As a senior contributor to our team, you will demonstrate the following skills:

• Strong technical writing skills: you produce precise, audit-ready documentation and translate complex concepts clearly for diverse audiences.
• A natural curiosity and ability to quickly grasp technical systems, workflows, and requirements.
• Clear, confident communication: you know how to explain problems and solutions across a range of technical backgrounds and hold a position with engineering, operations, and leadership.
• Strong project ownership and follow-through and keep things moving without close oversight.
• A proactive problem-solver mindset: you ask the right questions, challenge assumptions, and help teams find workable solutions.
• Collaborative energy: you contribute, share ideas, and maintain a constructive, can-do attitude.
• Precision and attention to detail: your work is thorough, consistent, and traceable.
• Reliability: you take ownership, meet deadlines, and follow through.

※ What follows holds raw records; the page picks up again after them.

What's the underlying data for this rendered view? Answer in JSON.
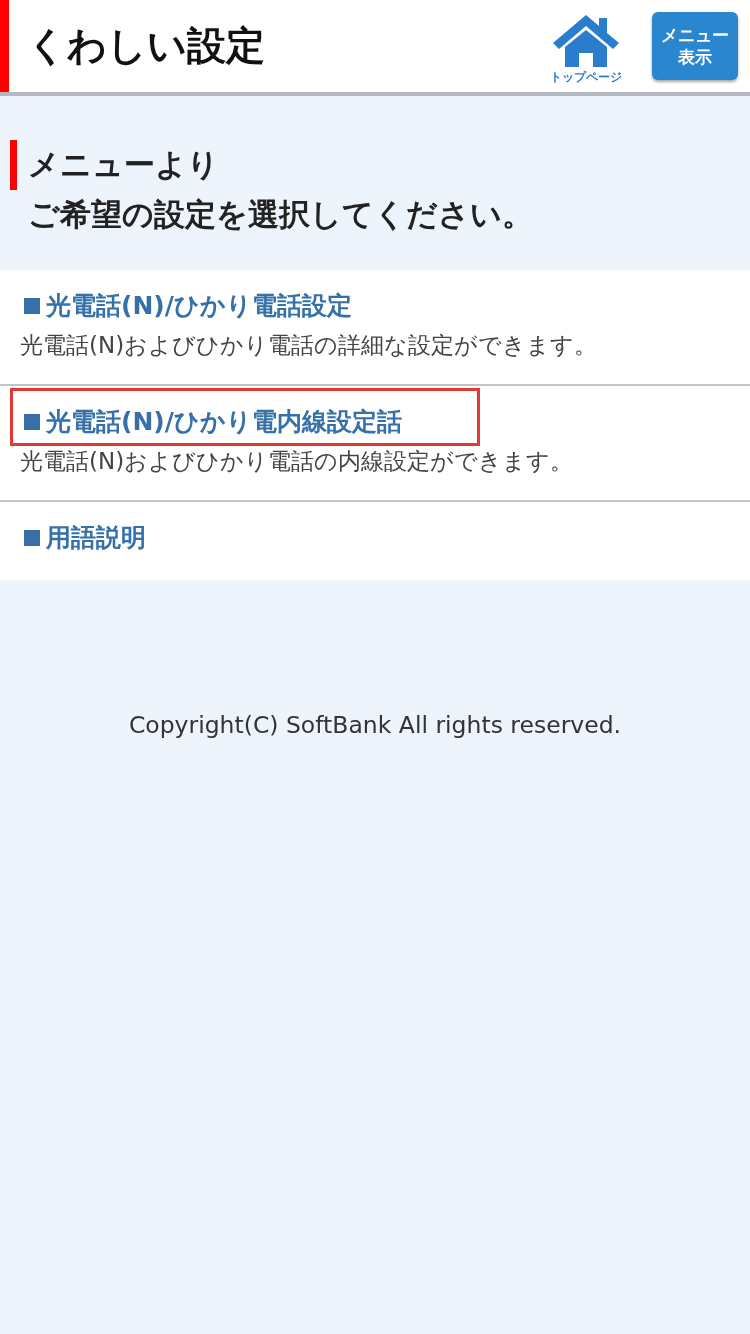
{
  "header": {
    "title": "くわしい設定",
    "home_link": {
      "label": "トップページ"
    },
    "menu_button": {
      "label": "メニュー表示"
    }
  },
  "intro": {
    "heading": "メニューより",
    "text": "ご希望の設定を選択してください。"
  },
  "items": [
    {
      "title": "光電話(N)/ひかり電話設定",
      "description": "光電話(N)およびひかり電話の詳細な設定ができます。",
      "highlighted": false
    },
    {
      "title": "光電話(N)/ひかり電内線設定話",
      "description": "光電話(N)およびひかり電話の内線設定ができます。",
      "highlighted": true
    },
    {
      "title": "用語説明",
      "highlighted": false
    }
  ],
  "footer": {
    "copyright": "Copyright(C) SoftBank All rights reserved."
  }
}
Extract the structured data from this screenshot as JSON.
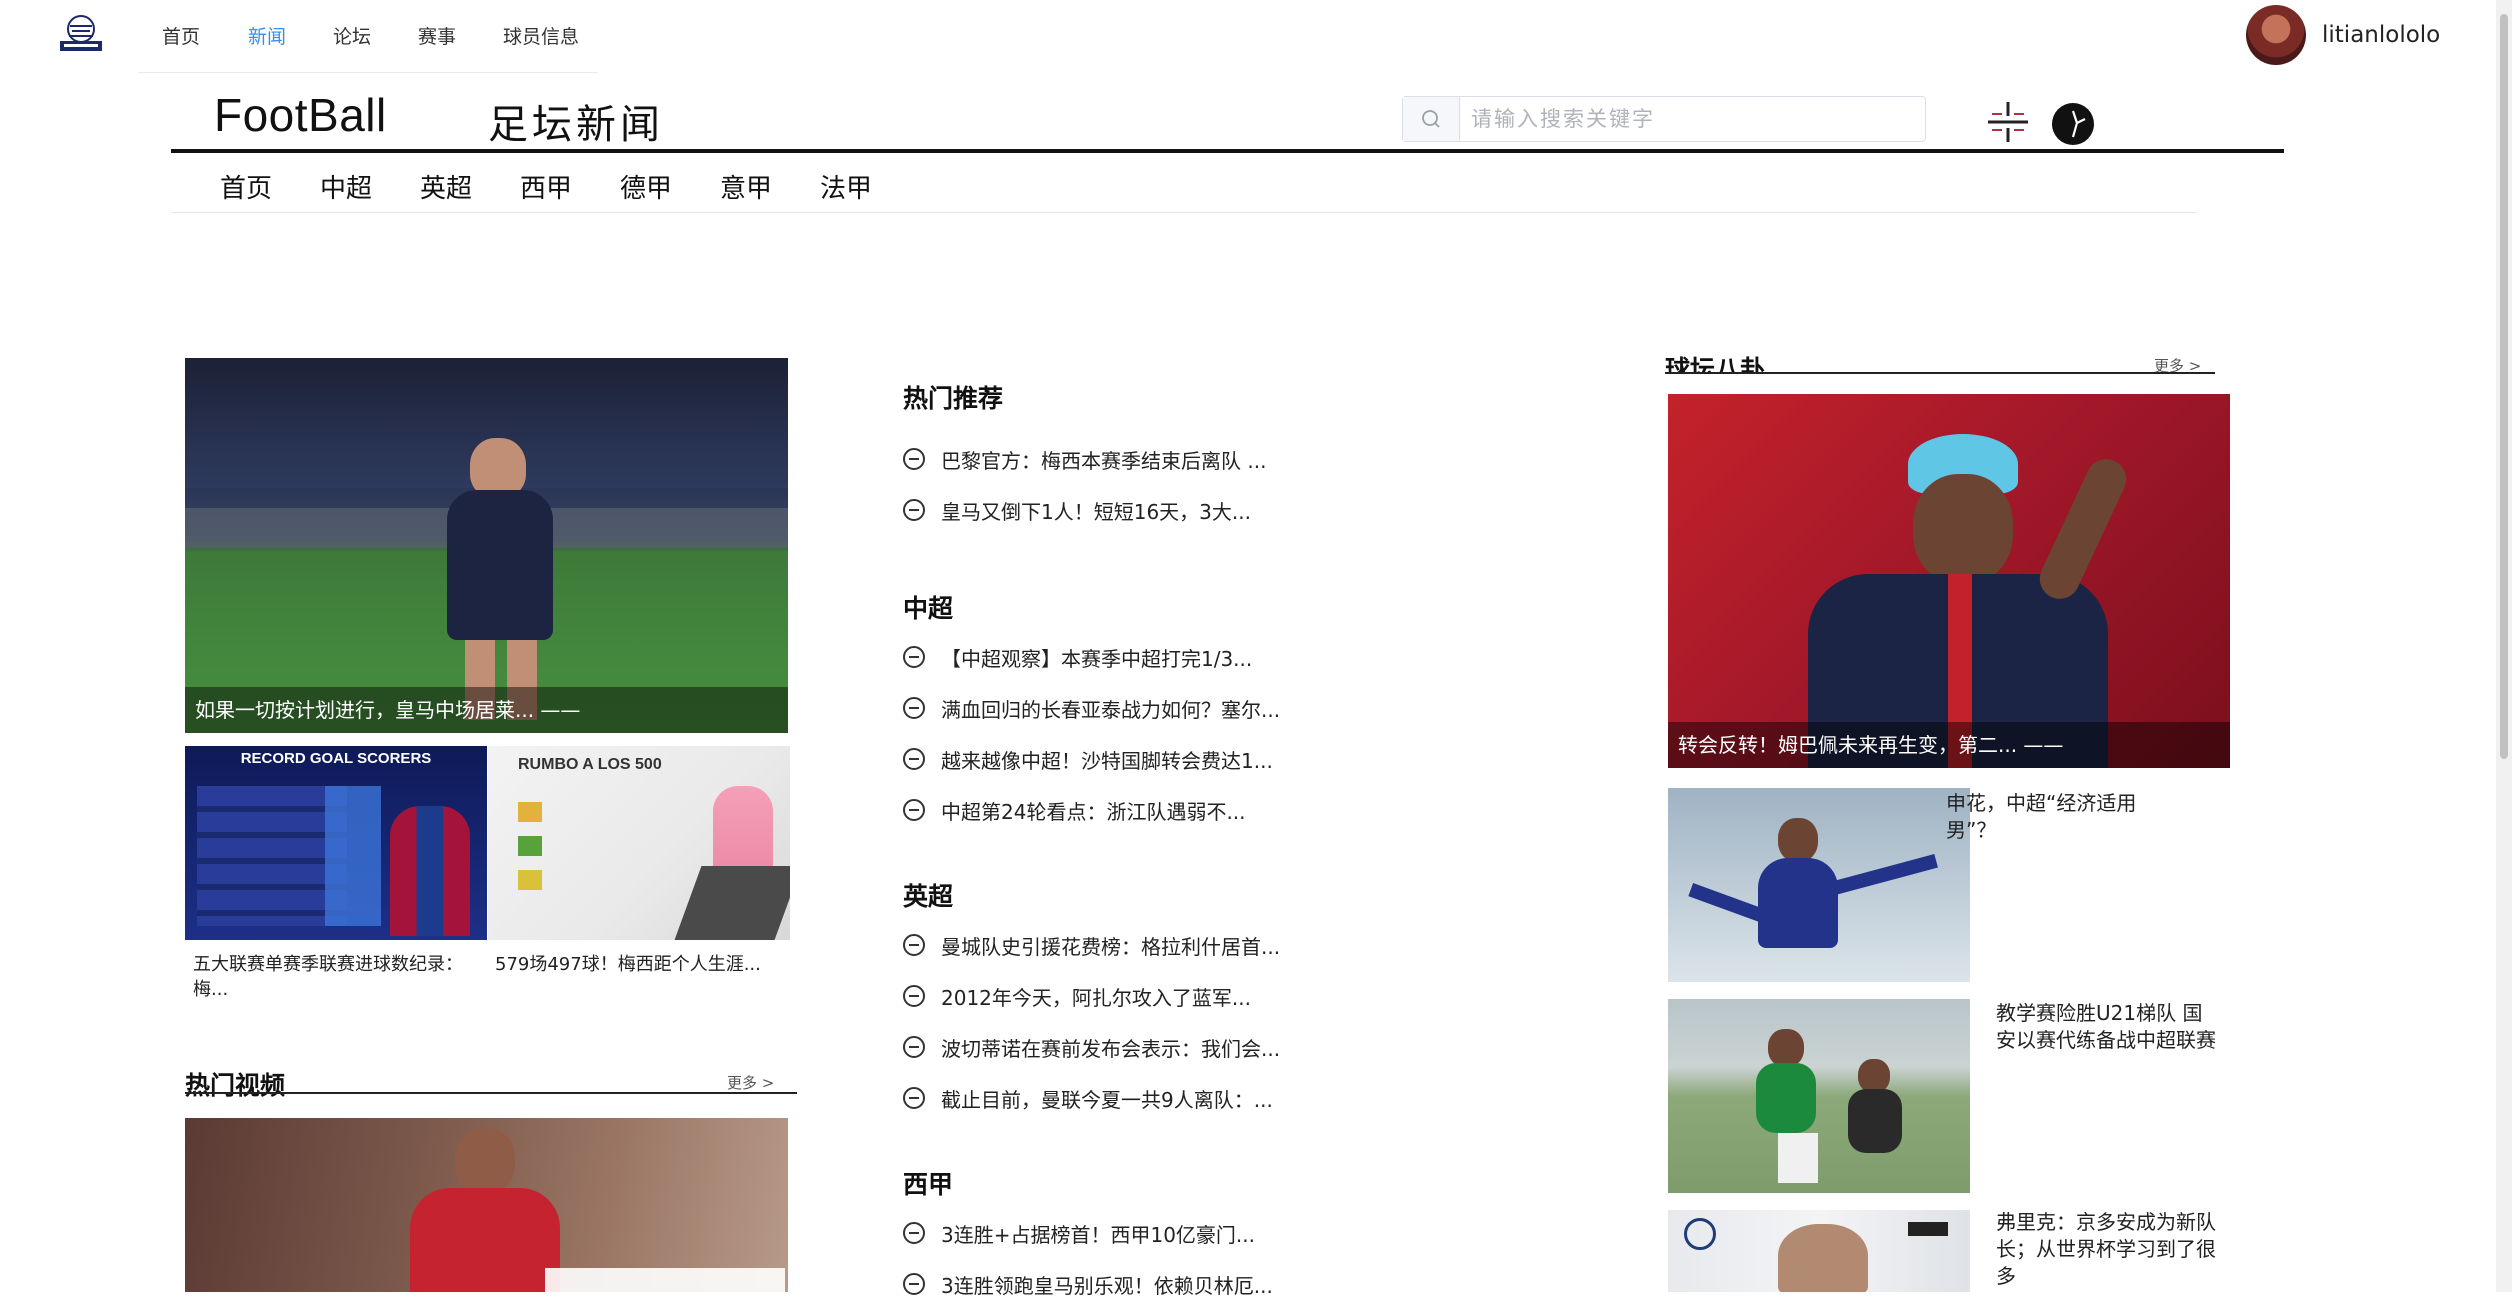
{
  "topnav": {
    "items": [
      {
        "label": "首页"
      },
      {
        "label": "新闻",
        "active": true
      },
      {
        "label": "论坛"
      },
      {
        "label": "赛事"
      },
      {
        "label": "球员信息"
      }
    ]
  },
  "user": {
    "name": "litianlololo"
  },
  "brand": {
    "en": "FootBall",
    "cn": "足坛新闻"
  },
  "search": {
    "placeholder": "请输入搜索关键字",
    "value": ""
  },
  "league_nav": [
    "首页",
    "中超",
    "英超",
    "西甲",
    "德甲",
    "意甲",
    "法甲"
  ],
  "left": {
    "main_caption": "如果一切按计划进行，皇马中场居莱... ——",
    "thumbs": [
      {
        "caption": "五大联赛单赛季联赛进球数纪录：梅...",
        "title": "RECORD GOAL SCORERS"
      },
      {
        "caption": "579场497球！梅西距个人生涯...",
        "title": "RUMBO A LOS 500"
      }
    ],
    "video_section": {
      "title": "热门视频",
      "more": "更多 >"
    }
  },
  "middle": {
    "sections": [
      {
        "title": "热门推荐",
        "items": [
          "巴黎官方：梅西本赛季结束后离队 ...",
          "皇马又倒下1人！短短16天，3大..."
        ]
      },
      {
        "title": "中超",
        "items": [
          "【中超观察】本赛季中超打完1/3...",
          "满血回归的长春亚泰战力如何？塞尔...",
          "越来越像中超！沙特国脚转会费达1...",
          "中超第24轮看点：浙江队遇弱不..."
        ]
      },
      {
        "title": "英超",
        "items": [
          "曼城队史引援花费榜：格拉利什居首...",
          "2012年今天，阿扎尔攻入了蓝军...",
          "波切蒂诺在赛前发布会表示：我们会...",
          "截止目前，曼联今夏一共9人离队：..."
        ]
      },
      {
        "title": "西甲",
        "items": [
          "3连胜+占据榜首！西甲10亿豪门...",
          "3连胜领跑皇马别乐观！依赖贝林厄..."
        ]
      }
    ]
  },
  "right": {
    "title": "球坛八卦",
    "more": "更多 >",
    "big_caption": "转会反转！姆巴佩未来再生变，第二... ——",
    "items": [
      {
        "text": "申花，中超“经济适用男”？"
      },
      {
        "text": "教学赛险胜U21梯队 国安以赛代练备战中超联赛"
      },
      {
        "text": "弗里克：京多安成为新队长；从世界杯学习到了很多"
      }
    ]
  },
  "colors": {
    "accent": "#3a8ee6",
    "rule": "#111111"
  }
}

Required Training / Knowledge:

• BS in Engineering, Life Sciences, or related field
• 5+ years in a quality systems role in a regulated industry, medical devices preferred
• Demonstrated experience authoring and/or updating system-level QMS procedures
• Prior experience leading internal audits and supporting external audits (FDA, notified body, customer)
• Prior experience owning, implementing, and verifying complex CAPAs
• Proficiency in FDA QMSR (21 CFR Part 820) regulations, and ISO 13485 and ISO 14971 standards
• Experience with eQMS platforms
• Proficiency with Microsoft Office and Visio

About DEKA:

One hour from the beach, Boston, and the mountains, the historic Amoskeag Millyard once housed the largest textile mills in the world. It is now home to DEKA Research & Development, where we are taking the same innovation and cutting-edge technology into the modern age.

Behind DEKA’s brick walls sits a team of professionals who strive to make a difference every day through thoughtful engineering, design, and manufacturing. Here at DEKA, some of the most innovative and life-changing products of our time are created, and new ideas are always welcome and explored.